Encore un coup d’une propriété émergente, vous vous en doutez. Comme toujours, quelques règles simples du type :

‘‘ Fourmi :

1- Dès que tu croises en chemin un cadavre de congénère tu le ramasses et le transportes avec toi.

2- Dès que tu croises en chemin un tas de cadavres, tu y déposes celui qu’éventuellement tu transportes.

3- Si après avoir croisé un tas de cadavres, tu rencontres un tas de cadavres plus gros, tu vas transporter toutes celles du plus petit vers le plus gros.’’

Ainsi se constitue en final un tas de cadavres énorme. Et grâce à l’observation de ce type de propriété émergente, les spécialistes en intelligence artificielle ont construit de grandes équipes de robots, simples mais nombreux, qui au final obtiennent de bien meilleures performances qu’un énorme, perfsctionné – et coûteux - super-robot


Dans votre cerveau, les sardines ou les fourmis représentent les neurones. Ils sont cent milliards. Ce nombre phénoménal permet de faire émerger des propriétés bien supérieures à celles de chaque neurone pris individuellement comme la possibilité de créer une image mentale, une idée…. Dans ces propriétés émergentes grâce au bazar des réseaux neuronaux, réside le premier secret du cerveau.

   Monsieur + : C'est bien votre histoire de fourmis, mais à quoi çà mène ?



Des fourmis artificielles (des neurones artificiels mobiles en quelque sorte) ont été créés pour résoudre le problème dit du "Voyageur de commerce "qui doit passer par 15 villes différentes.
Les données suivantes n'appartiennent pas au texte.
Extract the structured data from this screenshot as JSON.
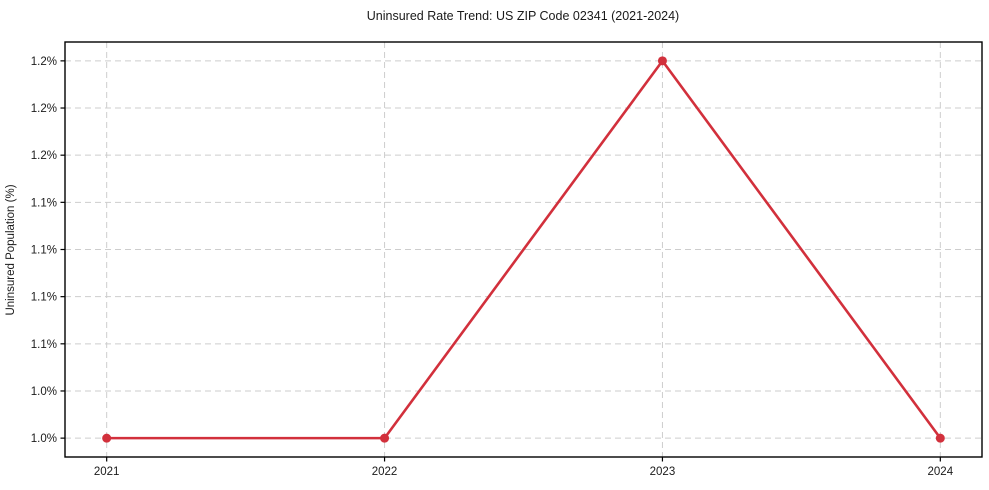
{
  "chart_data": {
    "type": "line",
    "title": "Uninsured Rate Trend: US ZIP Code 02341 (2021-2024)",
    "xlabel": "",
    "ylabel": "Uninsured Population (%)",
    "x": [
      2021,
      2022,
      2023,
      2024
    ],
    "x_tick_labels": [
      "2021",
      "2022",
      "2023",
      "2024"
    ],
    "series": [
      {
        "name": "Uninsured Rate",
        "values": [
          1.0,
          1.0,
          1.2,
          1.0
        ],
        "color": "#d2303c",
        "marker": "circle"
      }
    ],
    "y_ticks": [
      1.0,
      1.025,
      1.05,
      1.075,
      1.1,
      1.125,
      1.15,
      1.175,
      1.2
    ],
    "y_tick_labels": [
      "1.0%",
      "1.0%",
      "1.1%",
      "1.1%",
      "1.1%",
      "1.1%",
      "1.2%",
      "1.2%",
      "1.2%"
    ],
    "xlim": [
      2020.85,
      2024.15
    ],
    "ylim": [
      0.99,
      1.21
    ],
    "grid": true,
    "grid_style": "dashed",
    "grid_color": "#cdcdcd",
    "axis_color": "#000000",
    "background": "#ffffff",
    "legend": false
  }
}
Il y a plusieurs milliards de possibilités. Laquelle est la plus intéressante en terme de distance parcourue ?:
Marco Dorigo de l'université libre de Bruxelles a "lâché" des fourmis artificielles qui laissent traces de leur passage qui s'estompe avec le temps , phéromones artificielles. Les parcours optimaux apparaissent alors à l'écran puisque ce sont les plus fréquentés. Ainsi, à partir de quelques règles simples comme de laisser une trace derrière soi qui s’estompe au bout d’un certain temps, émerge à l’échelle supérieure une propriété qu’aucun élément du système ne possède individuellement. Mais vue globalement, avec du recul, cette propriété ressemble à de l’intelligence.
Les plus récalcitrants d'entre vous vont me dire : c'est bien joli, mais ce n'est pas tous les jours que je dois aller dans 15 villes différentes pour passer mes vacances !
Certes, mais toutes les entreprises de livraisons rencontrent ces difficultés d'optimisation de parcours. Ainsi aux USA, Air Liquide utilise depuis longtemps un logiciel d'intelligence artificielle basé sur le comportement collectif des fourmis pour livrer ses produits dans plus de 6 600 lieux de distribution.
Autre application basée sur le fonctionnement des fourmis pour leur cimetière (cf ‘Monsieur + ci-dessus) : plutôt que de réaliser un seul robot hypercomplexe pour assurer une tâche complexe, les concepteurs préfèrent désormais pour certaines tâches, l’option de construire plusieurs robots simples, fonctionnant avec des règles simples. Leur efficacité s’avère alors souvent supérieure.